Extinguir freguesias e concelhos rurais até está bem visto – pois que
falta faz uma junta ou uma câmara municipal à porta, se a podem ter a
trinta ou quarenta quilómetros de distância...) Quem conhece o interior
português e lhe tem amor sabe que essas medidas são uma machadada fatal
na dignidade de quem lá vive. Concretizadas ou pensadas pelos mais
recentes gestores da coisa pública, mas idealizadas por decisores que
são peças da sinistra engrenagem da desumanização, são um veneno que
aniquilará a vida de muitas aldeias e vilas.
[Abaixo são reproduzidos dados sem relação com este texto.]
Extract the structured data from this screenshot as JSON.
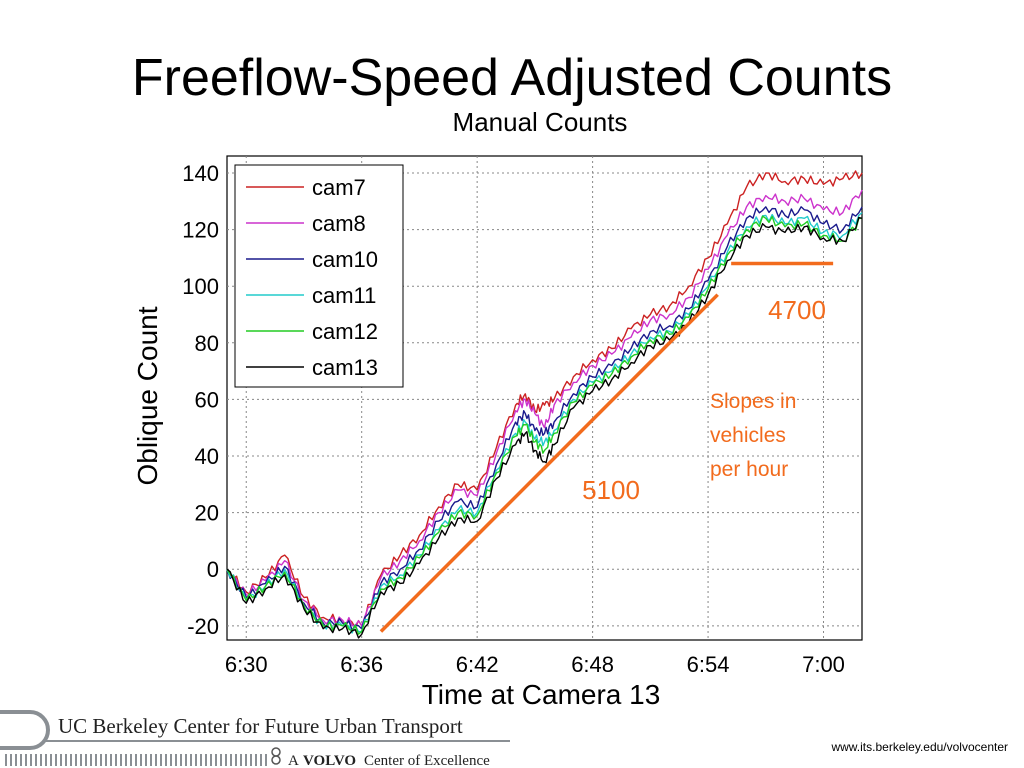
{
  "slide": {
    "title": "Freeflow-Speed Adjusted Counts",
    "url": "www.its.berkeley.edu/volvocenter"
  },
  "footer": {
    "org_line": "UC Berkeley Center for Future Urban Transport",
    "tagline_prefix": "A",
    "tagline_brand": "VOLVO",
    "tagline_suffix": "Center of Excellence"
  },
  "annotations": {
    "slope_high": "4700",
    "slope_low": "5100",
    "note_lines": [
      "Slopes in",
      "vehicles",
      "per hour"
    ],
    "accent_color": "#f26b1d"
  },
  "chart_data": {
    "type": "line",
    "title": "Manual Counts",
    "xlabel": "Time at Camera 13",
    "ylabel": "Oblique Count",
    "x_unit": "minutes after 6:30",
    "x_ticks": [
      "6:30",
      "6:36",
      "6:42",
      "6:48",
      "6:54",
      "7:00"
    ],
    "x_tick_values": [
      0,
      6,
      12,
      18,
      24,
      30
    ],
    "xlim": [
      -1.0,
      32.0
    ],
    "ylim": [
      -25,
      146
    ],
    "y_ticks": [
      -20,
      0,
      20,
      40,
      60,
      80,
      100,
      120,
      140
    ],
    "grid": true,
    "legend_position": "top-left",
    "x": [
      -1.0,
      0,
      1,
      2,
      3,
      4,
      5,
      6,
      7,
      8,
      9,
      10,
      11,
      12,
      13,
      14,
      14.5,
      15,
      15.5,
      16,
      17,
      18,
      19,
      20,
      21,
      22,
      23,
      24,
      25,
      26,
      27,
      28,
      29,
      30,
      31,
      32
    ],
    "series": [
      {
        "name": "cam7",
        "color": "#cc2222",
        "values": [
          0,
          -8,
          -3,
          5,
          -10,
          -17,
          -18,
          -20,
          -2,
          5,
          12,
          22,
          30,
          28,
          43,
          58,
          62,
          56,
          58,
          60,
          68,
          74,
          78,
          85,
          90,
          93,
          100,
          110,
          122,
          135,
          140,
          137,
          138,
          136,
          138,
          140
        ]
      },
      {
        "name": "cam8",
        "color": "#cc33cc",
        "values": [
          0,
          -9,
          -4,
          3,
          -11,
          -18,
          -18,
          -20,
          -3,
          3,
          10,
          20,
          28,
          26,
          41,
          56,
          60,
          55,
          50,
          58,
          66,
          72,
          76,
          82,
          88,
          90,
          96,
          106,
          118,
          128,
          132,
          130,
          131,
          127,
          126,
          134
        ]
      },
      {
        "name": "cam10",
        "color": "#1a1a8c",
        "values": [
          0,
          -10,
          -5,
          1,
          -12,
          -19,
          -19,
          -21,
          -5,
          0,
          7,
          17,
          24,
          22,
          37,
          52,
          55,
          49,
          48,
          52,
          62,
          68,
          72,
          78,
          84,
          86,
          92,
          102,
          114,
          124,
          128,
          125,
          127,
          122,
          120,
          128
        ]
      },
      {
        "name": "cam11",
        "color": "#22cccc",
        "values": [
          0,
          -11,
          -6,
          0,
          -13,
          -20,
          -20,
          -22,
          -6,
          -2,
          5,
          14,
          21,
          20,
          35,
          48,
          52,
          46,
          45,
          49,
          60,
          66,
          70,
          76,
          82,
          84,
          90,
          100,
          112,
          121,
          125,
          122,
          124,
          119,
          118,
          126
        ]
      },
      {
        "name": "cam12",
        "color": "#22cc22",
        "values": [
          0,
          -11,
          -6,
          -1,
          -13,
          -20,
          -20,
          -22,
          -7,
          -3,
          4,
          13,
          20,
          19,
          34,
          47,
          51,
          45,
          42,
          48,
          59,
          65,
          69,
          75,
          81,
          83,
          89,
          99,
          111,
          120,
          124,
          121,
          122,
          118,
          116,
          124
        ]
      },
      {
        "name": "cam13",
        "color": "#000000",
        "values": [
          0,
          -12,
          -7,
          -2,
          -14,
          -21,
          -21,
          -23,
          -8,
          -5,
          2,
          11,
          18,
          17,
          32,
          44,
          48,
          42,
          38,
          44,
          57,
          63,
          67,
          73,
          79,
          81,
          87,
          97,
          109,
          118,
          121,
          119,
          121,
          117,
          116,
          124
        ]
      }
    ],
    "annotation_lines": [
      {
        "label": "5100",
        "x": [
          7.0,
          24.5
        ],
        "y": [
          -22,
          97
        ]
      },
      {
        "label": "4700",
        "x": [
          25.2,
          30.5
        ],
        "y": [
          108,
          108
        ]
      }
    ]
  }
}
Claro que nada disto interessa a quem vê as aldeias apenas como fontes
de rendimento. Gente dessa (indígena ou forasteira) tem pena quando uma
aldeia começa a ser muito habitada, pois nesse momento as casitas
baratas passarão a ter um justo preço. Não se preocupa quando uma
localidade deixa de ser autarquia, quando perde o médico, o posto de
correios, a farmácia ou a escola, quando os centros de saúde deixam de
oferecer atendimento permanente, quando as maternidades passam a ser
ambulâncias paradas na berma da estrada... As pequenas terras são, para
essa turma de patos-bravos, pavilhões de caça ou campos de férias,
lugares de passagem transformados em não-lugares, em locais sem vida,
cenários para turista ver ou áreas de serviço.
Os
reis dos primeiros tempos da nossa história pelo menos legislavam
favorecendo a fixação das populações. Os nossos governantes fizeram e
fazem o contrário. Primeiro esqueceram os habitantes do interior, não
pondo em prática quaisquer estratégias que contrariassem o êxodo,
adubando antes os caciques locais (que, diligentemente, pela sua
passividade, pela sua mediocridade e pelo seu fechamento, obrigaram à
fuga da população residente, sobretudo a mais jovem). Agora, retiram aos
portugueses que restam no interior condições mínimas de dignidade – para
que o esvaziamento se complete e mais facilmente cerquem a sua coutada
com arame farpado, real ou simbólico. Não tenhamos dúvidas: para muitos
cidadãos sem raízes nem moralidade (que vêem na “província”
apenas uma terra de cafres e de broncos), a atracção do mundo rural será
tanto maior quanto mais rapidamente se transformar num deserto. Então
poderão reinar – e, talvez, passear com ligeireza a sua cáfila.